ABSTRACT
Metal uptake is vital for all living organisms. In metal scarce conditions, a common bacterial strategy consists in the biosynthesis of metallophores, their export in the extracellular medium and the recovery of a metal-metallophore complex through dedicated membrane transporters. Staphylopine is a recently described metallophore distantly related to plant nicotianamine that contributes to the broad-spectrum metal uptake capabilities of Staphylococcus aureus. Here, we characterize a four genes operon (PA4837–PA4834) in Pseudomonas aeruginosa involved in the biosynthesis and trafficking of a staphylopine-like metallophore named pseudopaline. Pseudopaline differs from staphylopine with regard to the stereochemistry of its histidine moiety associated to an alpha ketoglutarate moiety instead of pyruvate.
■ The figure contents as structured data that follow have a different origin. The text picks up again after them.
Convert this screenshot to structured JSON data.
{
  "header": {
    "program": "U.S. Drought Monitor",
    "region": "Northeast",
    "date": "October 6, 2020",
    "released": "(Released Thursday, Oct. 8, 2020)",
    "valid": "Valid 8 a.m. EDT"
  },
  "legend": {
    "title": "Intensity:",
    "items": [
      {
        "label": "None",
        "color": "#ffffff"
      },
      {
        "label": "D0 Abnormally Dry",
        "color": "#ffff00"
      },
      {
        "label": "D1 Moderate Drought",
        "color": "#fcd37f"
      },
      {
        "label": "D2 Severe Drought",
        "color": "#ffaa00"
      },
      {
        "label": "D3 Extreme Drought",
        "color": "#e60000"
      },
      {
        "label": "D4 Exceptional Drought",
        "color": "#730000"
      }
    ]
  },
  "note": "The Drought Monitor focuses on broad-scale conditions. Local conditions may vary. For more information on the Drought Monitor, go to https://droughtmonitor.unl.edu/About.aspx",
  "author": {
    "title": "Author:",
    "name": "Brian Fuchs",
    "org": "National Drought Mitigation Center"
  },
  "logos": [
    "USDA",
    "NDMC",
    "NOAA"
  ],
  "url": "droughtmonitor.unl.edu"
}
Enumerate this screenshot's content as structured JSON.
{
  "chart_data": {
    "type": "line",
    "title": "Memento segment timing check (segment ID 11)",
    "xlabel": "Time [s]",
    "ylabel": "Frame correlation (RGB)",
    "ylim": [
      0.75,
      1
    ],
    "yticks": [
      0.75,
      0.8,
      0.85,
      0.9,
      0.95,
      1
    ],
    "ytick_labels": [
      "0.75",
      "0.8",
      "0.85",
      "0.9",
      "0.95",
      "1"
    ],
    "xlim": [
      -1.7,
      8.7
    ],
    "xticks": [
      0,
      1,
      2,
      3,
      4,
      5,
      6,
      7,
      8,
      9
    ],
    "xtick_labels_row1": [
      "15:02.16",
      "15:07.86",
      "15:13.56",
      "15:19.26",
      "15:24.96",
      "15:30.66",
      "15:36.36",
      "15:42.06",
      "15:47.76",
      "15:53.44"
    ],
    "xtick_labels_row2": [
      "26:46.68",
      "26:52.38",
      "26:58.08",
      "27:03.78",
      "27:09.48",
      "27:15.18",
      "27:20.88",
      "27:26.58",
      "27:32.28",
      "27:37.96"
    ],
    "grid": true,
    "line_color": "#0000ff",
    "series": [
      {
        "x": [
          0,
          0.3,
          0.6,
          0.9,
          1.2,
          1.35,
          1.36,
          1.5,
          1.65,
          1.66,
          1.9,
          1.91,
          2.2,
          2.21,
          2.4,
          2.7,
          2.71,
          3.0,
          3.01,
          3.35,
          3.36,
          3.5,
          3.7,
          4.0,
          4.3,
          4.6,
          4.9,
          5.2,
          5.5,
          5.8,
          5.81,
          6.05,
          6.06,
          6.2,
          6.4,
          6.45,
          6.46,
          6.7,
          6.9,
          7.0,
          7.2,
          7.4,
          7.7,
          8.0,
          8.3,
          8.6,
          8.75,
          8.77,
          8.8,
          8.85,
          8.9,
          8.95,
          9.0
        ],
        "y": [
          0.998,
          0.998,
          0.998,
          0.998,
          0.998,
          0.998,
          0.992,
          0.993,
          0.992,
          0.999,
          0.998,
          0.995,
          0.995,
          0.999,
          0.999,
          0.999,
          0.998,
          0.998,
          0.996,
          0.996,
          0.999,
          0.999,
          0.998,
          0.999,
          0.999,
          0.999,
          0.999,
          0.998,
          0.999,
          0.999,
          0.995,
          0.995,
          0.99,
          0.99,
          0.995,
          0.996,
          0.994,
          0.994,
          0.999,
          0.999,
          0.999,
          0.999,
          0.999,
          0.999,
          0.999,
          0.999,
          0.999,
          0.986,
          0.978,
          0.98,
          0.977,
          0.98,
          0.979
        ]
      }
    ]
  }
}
In vivo, the pseudopaline operon is regulated by zinc through the Zur repressor. The metal-uptake property of the pseudopaline system appears different from that of staphylopine with a predominant effect on nickel uptake, and on zinc uptake in metal scarce conditions mimicking a chelating environment, thus reconciling the regulation of the cnt operon by zinc with its function as a zinc importer under metal scarce conditions.
SIGNIFICANCE Zinc is an essential micronutrients for bacteria, particularly important at the host-pathogen interface where the host tends to sequester metals in a so called nutritional immunity framework, and the pathogenic bacterium increases its metal uptake efforts in order to keep up with its metal requirements. Here we reveal a novel metallophore, named pseudopaline, which is synthesized and exported by Pseudomonas aeruginosa and serves for the uptake of nickel in metal poor media, and for the uptake of zinc in metal scarce conditions that mimic the chelating environment that presumably prevails within a host.